The one unanimous feeling is fear & small wonder. . . .Finnland [
sic
] is most ticklish so pray for me—From Holland on I’ll relax.
4

The Finns, sitting up against the Soviet border and balanced precariously between their western sympathies and rude Soviet pressures, seemed to her

very gallant. I went to two resettled farm families this p.m. & wondered at their courage. . .to-morrow I speak to audiences which won’t understand me! I dread it & yet so far it has gone well everywhere.
5

In Copenhagen she found the same mood of apprehension:

My feeling everywhere so far that people were valiantly living with fear is keener here but they have talked more openly here to me in high places. . . .Of course there is no complete unanimity here on what course should be followed any more than at home but fear is unanimous! I have to spend my time explaining that I hold no position in our government & have no influence!
6

In Holland people seemed less afraid. There, in talks with Princess Wilhelmina, the title the old queen had assumed after turning over the throne to her daughter, and with Queen Juliana, she learned that

at least in high places they seem less worried here & very pleased over the progress of integrating European interests.
7

The fear in northern Europe was primarily of the Russians; but it was fed also by uncertainty about the United States. Could the United States be counted on in a showdown with Russia? At the same time there was anxiety as to whether or not the United States might not be preparing for a preventive war. “Now I must report something that troubles me,” Mrs. Roosevelt wrote Acheson in the course of her journey, sending a copy to Truman:

namely, some of our industrialists and some of the members of Congress seem to have left the impression that we are not averse to going to war on the theory that we will have to go to war in the end and we might as well do it while the balance of power is on our side. I do not know that they have actually said it but that is the impression they left and it frightens most of the people very much indeed.
8

When she reached Brussels, she talked to Ambassador Robert Murphy about the need to counteract this feeling. He misunderstood
her, and wrote afterward that he was disturbed that at the end of her stay she had spoken of the urgent necessity for the United States to make an early effort to arrive at an understanding with Russia and that if Russia evaded or refused the offer this would then be the United States’ ace in the hole with world opinion. “I indicated scepticism but the time was brief,” he wrote her.

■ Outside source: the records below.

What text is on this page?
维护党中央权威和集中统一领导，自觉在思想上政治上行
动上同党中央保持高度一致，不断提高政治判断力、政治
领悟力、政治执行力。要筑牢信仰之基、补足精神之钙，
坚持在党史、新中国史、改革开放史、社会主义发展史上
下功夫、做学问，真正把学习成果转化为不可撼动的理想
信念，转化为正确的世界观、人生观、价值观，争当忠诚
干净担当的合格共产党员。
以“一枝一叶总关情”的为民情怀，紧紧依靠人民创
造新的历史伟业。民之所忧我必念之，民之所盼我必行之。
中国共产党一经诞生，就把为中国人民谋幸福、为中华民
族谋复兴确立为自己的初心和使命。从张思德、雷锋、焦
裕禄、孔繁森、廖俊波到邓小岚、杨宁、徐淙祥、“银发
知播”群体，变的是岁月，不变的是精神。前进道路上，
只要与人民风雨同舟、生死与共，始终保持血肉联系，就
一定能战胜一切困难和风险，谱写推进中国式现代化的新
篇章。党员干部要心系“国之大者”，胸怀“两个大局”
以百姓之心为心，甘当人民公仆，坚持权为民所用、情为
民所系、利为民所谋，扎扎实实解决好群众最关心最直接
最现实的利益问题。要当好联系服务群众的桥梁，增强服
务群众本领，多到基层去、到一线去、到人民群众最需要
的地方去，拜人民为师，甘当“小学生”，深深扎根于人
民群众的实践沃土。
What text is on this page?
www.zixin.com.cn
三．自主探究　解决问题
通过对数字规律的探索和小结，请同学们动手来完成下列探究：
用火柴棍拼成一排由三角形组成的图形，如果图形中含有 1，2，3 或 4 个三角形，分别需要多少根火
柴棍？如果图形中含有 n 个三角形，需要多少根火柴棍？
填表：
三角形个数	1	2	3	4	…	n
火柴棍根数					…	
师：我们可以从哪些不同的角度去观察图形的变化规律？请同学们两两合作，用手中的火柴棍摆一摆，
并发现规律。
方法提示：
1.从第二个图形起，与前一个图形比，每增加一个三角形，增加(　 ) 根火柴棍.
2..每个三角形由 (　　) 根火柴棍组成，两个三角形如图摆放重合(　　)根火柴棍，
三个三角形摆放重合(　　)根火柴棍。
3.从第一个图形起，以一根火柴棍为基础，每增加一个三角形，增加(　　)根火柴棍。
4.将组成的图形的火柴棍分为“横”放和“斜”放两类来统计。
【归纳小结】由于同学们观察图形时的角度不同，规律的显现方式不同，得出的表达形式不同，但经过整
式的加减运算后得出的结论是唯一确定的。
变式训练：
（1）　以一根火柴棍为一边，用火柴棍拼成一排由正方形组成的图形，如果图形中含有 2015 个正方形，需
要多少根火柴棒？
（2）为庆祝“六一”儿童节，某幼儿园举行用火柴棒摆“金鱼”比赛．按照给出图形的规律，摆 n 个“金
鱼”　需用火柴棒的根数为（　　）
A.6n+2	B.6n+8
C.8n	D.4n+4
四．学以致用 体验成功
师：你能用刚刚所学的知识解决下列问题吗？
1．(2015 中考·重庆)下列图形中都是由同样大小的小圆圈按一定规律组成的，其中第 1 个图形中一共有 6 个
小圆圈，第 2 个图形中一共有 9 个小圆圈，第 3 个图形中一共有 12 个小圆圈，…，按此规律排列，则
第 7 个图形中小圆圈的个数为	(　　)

I wanted you to know that after four years of dealing with the Russians in Berlin plus conferences during the war and since, I am convinced that your thought, unless I misunderstand it, is not adapted to the type of mentality or the aims of the group dictating Soviet policy. There is so much evidence that these men do not want agreement with us except on their terms. They are avowed enemies, determined on the liquidation of the social order for which our Government and people stand.

Any offer by the United States will be seen by “the hard men who direct matters for the USSR. . .as evidence of weakness and fear.”